AMHERST, Mass. – In a recent review of the scientific literature, award-winning food scientist David Julian McClements and his colleague Hang Xiao at the University of Massachusetts Amherst conclude that nanoparticle safety in food should be judged on a case-by-case basis, for example, depending on whether the particles are organic or inorganic, natural or engineered, as well as on the properties of the foods they are eaten with.
The researchers point out, “Different mechanisms of action are likely to be more or less important for different types of nanoparticles,” and “at present there is a relatively poor understanding of the gastrointestinal (GI) fate and toxicity of most types of food-grade nanoparticles.” Further, “it is not possible to make a single general recommendation about the safety of all nanoparticle types.”
McClements adds, “There are hundreds, probably thousands of these studies, but most have been carried out on unrealistic systems. One of the things we need is more realistic models of the GI tract, and models that take into account that nanoparticles are eaten in the presence of food, which can make them more or less toxic. Thus, studies need to be better designed to take into account things such as nanoparticle size, charge, surface properties and aggregation state, whether they clump together or not, as well as food matrix composition and structure.”

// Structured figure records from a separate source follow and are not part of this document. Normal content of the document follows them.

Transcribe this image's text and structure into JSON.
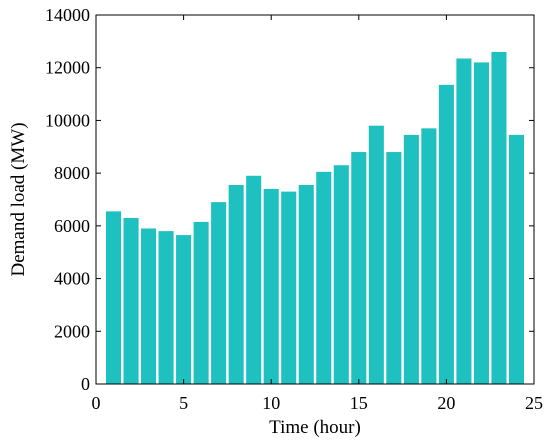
{
  "chart_data": {
    "type": "bar",
    "title": "",
    "xlabel": "Time (hour)",
    "ylabel": "Demand load (MW)",
    "x": [
      1,
      2,
      3,
      4,
      5,
      6,
      7,
      8,
      9,
      10,
      11,
      12,
      13,
      14,
      15,
      16,
      17,
      18,
      19,
      20,
      21,
      22,
      23,
      24
    ],
    "values": [
      6550,
      6300,
      5900,
      5800,
      5650,
      6150,
      6900,
      7550,
      7900,
      7400,
      7300,
      7550,
      8050,
      8300,
      8800,
      9800,
      8800,
      9450,
      9700,
      11350,
      12350,
      12200,
      12600,
      9450
    ],
    "xlim": [
      0,
      25
    ],
    "ylim": [
      0,
      14000
    ],
    "xticks": [
      0,
      5,
      10,
      15,
      20,
      25
    ],
    "yticks": [
      0,
      2000,
      4000,
      6000,
      8000,
      10000,
      12000,
      14000
    ],
    "bar_color": "#1fc0c0",
    "grid": false,
    "legend": "none"
  }
}
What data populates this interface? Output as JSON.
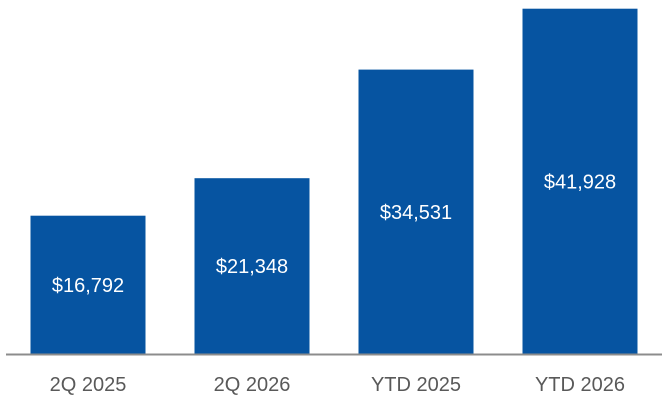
{
  "chart_data": {
    "type": "bar",
    "categories": [
      "2Q 2025",
      "2Q 2026",
      "YTD 2025",
      "YTD 2026"
    ],
    "values": [
      16792,
      21348,
      34531,
      41928
    ],
    "data_labels": [
      "$16,792",
      "$21,348",
      "$34,531",
      "$41,928"
    ],
    "title": "",
    "xlabel": "",
    "ylabel": "",
    "ylim": [
      0,
      42500
    ],
    "grid": false,
    "legend": "none",
    "colors": {
      "bar": "#0654A1",
      "axis": "#8C8C8C",
      "tick_text": "#595959",
      "label_text": "#FFFFFF"
    }
  }
}
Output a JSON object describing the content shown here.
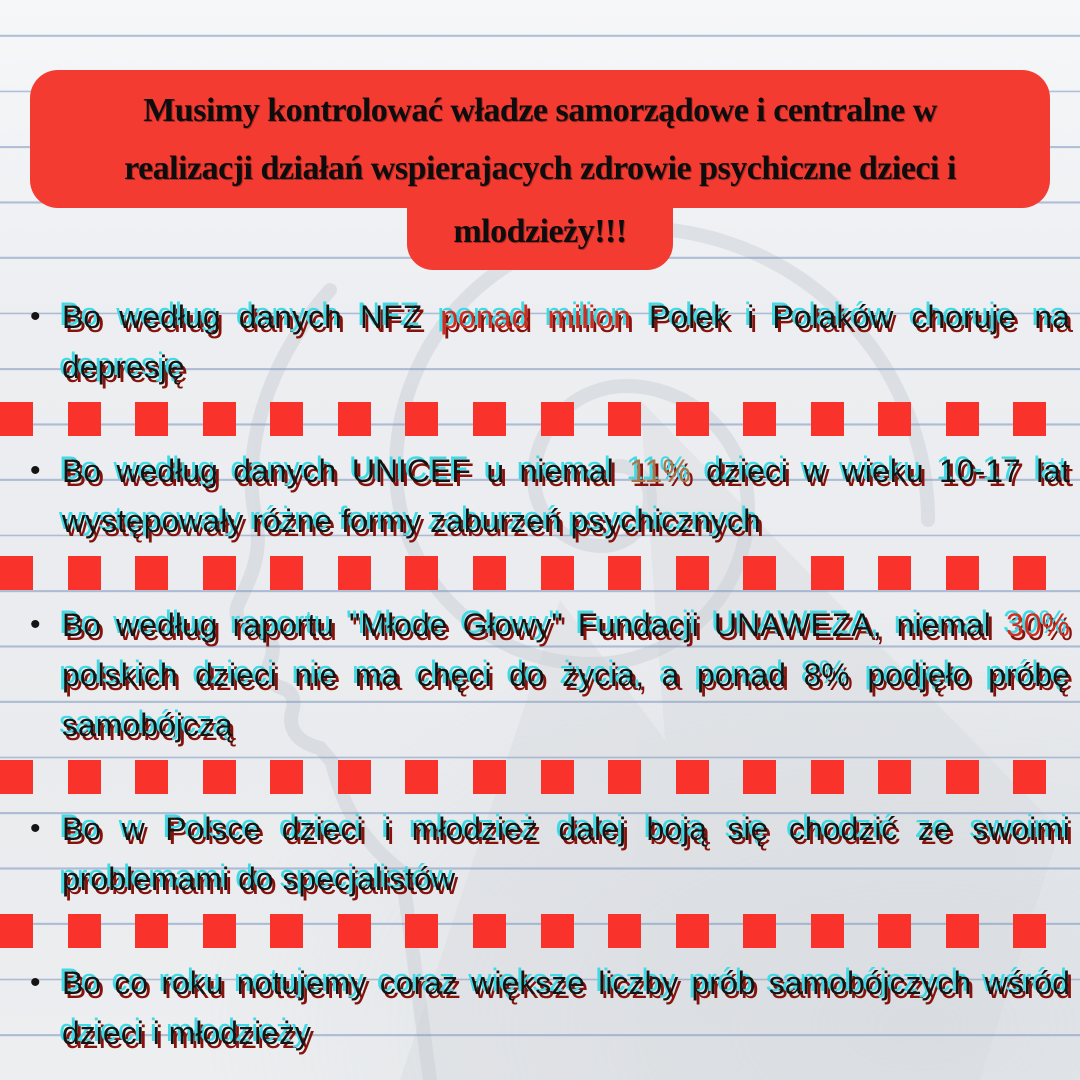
{
  "colors": {
    "header_bg": "#f43b31",
    "square_red": "#fa322c",
    "text_black": "#161412",
    "highlight_red": "#ce2d22",
    "highlight_gold": "#a9744b",
    "shadow_cyan": "#3edbe6",
    "shadow_dark_red": "#86120b",
    "paper_line": "#7a94be"
  },
  "header": {
    "lines": [
      "Musimy kontrolować władze samorządowe i centralne w",
      "realizacji działań wspierajacych zdrowie psychiczne dzieci i",
      "mlodzieży!!!"
    ]
  },
  "bullet_marker": "•",
  "bullets": [
    {
      "segments": [
        {
          "text": "Bo według danych NFZ ",
          "color": "black"
        },
        {
          "text": "ponad milion",
          "color": "red"
        },
        {
          "text": " Polek i Polaków choruje na depresję",
          "color": "black"
        }
      ]
    },
    {
      "segments": [
        {
          "text": "Bo według danych UNICEF u niemal ",
          "color": "black"
        },
        {
          "text": "11%",
          "color": "gold"
        },
        {
          "text": " dzieci w wieku 10-17 lat występowały różne formy zaburzeń psychicznych",
          "color": "black"
        }
      ]
    },
    {
      "segments": [
        {
          "text": "Bo według raportu \"Młode Głowy\" Fundacji UNAWEZA, niemal ",
          "color": "black"
        },
        {
          "text": "30%",
          "color": "red"
        },
        {
          "text": " polskich dzieci nie ma chęci do życia, a ponad 8% podjęło próbę samobójczą",
          "color": "black"
        }
      ]
    },
    {
      "segments": [
        {
          "text": "Bo w Polsce dzieci i młodzież dalej boją się chodzić ze swoimi problemami do specjalistów",
          "color": "black"
        }
      ]
    },
    {
      "segments": [
        {
          "text": "Bo co roku notujemy coraz większe liczby prób samobójczych wśród dzieci i młodzieży",
          "color": "black"
        }
      ]
    }
  ],
  "separator": {
    "square_count": 17,
    "rows": 4
  }
}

While nanotechnology offers the food industry new approaches for improving the quality, shelf life, safety and healthiness of foods, consumers, regulatory agencies and the food industry have concerns about potential adverse effects associated with using engineered nanoparticles in foods as delivery systems for colors, flavors, preservatives, nutrients and nutraceuticals, or others used to modify the look, feel or flow properties of food, for example.
The authors summarize the research on engineered silver, iron oxide, titanium dioxide, silicon dioxide and zinc oxide nanoparticles and organic lipid, protein and carbohydrate nanoparticles in foods, the size of which ranges between about 10 and 1,000 nanometers. Details of this research appear in a recent issue of Nature Partner Journals’ Science of Food.
McClements and Xiao note that organic nanoparticles occur naturally such as casein in milk, oil bodies in plants and seeds, and organelles in meats, fruits, vegetables and spices. Engineered nanoparticles are used in a variety of ways such as in nutraceutical delivery systems, antimicrobial coatings and packaging, in dried mixes, powders and baked goods.
McClements adds, “Most organic nanoparticles will be fully digested in the GI tract, and so eventually behave similarly to more conventional organic particles.” For engineered nanoparticles, on the other hand, the authors point out that “their ability to be absorbed by the body, accumulate in certain tissues and produce cytotoxicity are likely to be the most important mechanisms.”
Further, he says, “Naturally, people are more concerned about engineered nanoparticles, which are added to encapsulate bioactive compounds such as vitamins or nutraceuticals. Incorporating them into food can substantially increase their bioavailability, which is desirable for certain applications. However, an unintentional side effect is that you can increase the bioavailability of certain vitamins so much that they may reach toxic levels. Another unintended consequence is that lipid nanoparticles eaten with fruits and vegetables can boost the amount of pesticide absorbed. So there is certainly some reason for caution when using this new technology in foods.”
The authors say that more research is needed to establish the potential magnitude and importance of these effects. McClements’ research group at UMass Amherst is now working with Philip Demokritou’s laboratory at Harvard University’s T.H. Chan School of Public Health to advance the science in this area.
This work was supported by the USDA’s National Institute of Food and Agriculture, its Agriculture and Food Research Initiative and the Massachusetts Agricultural Experiment Station.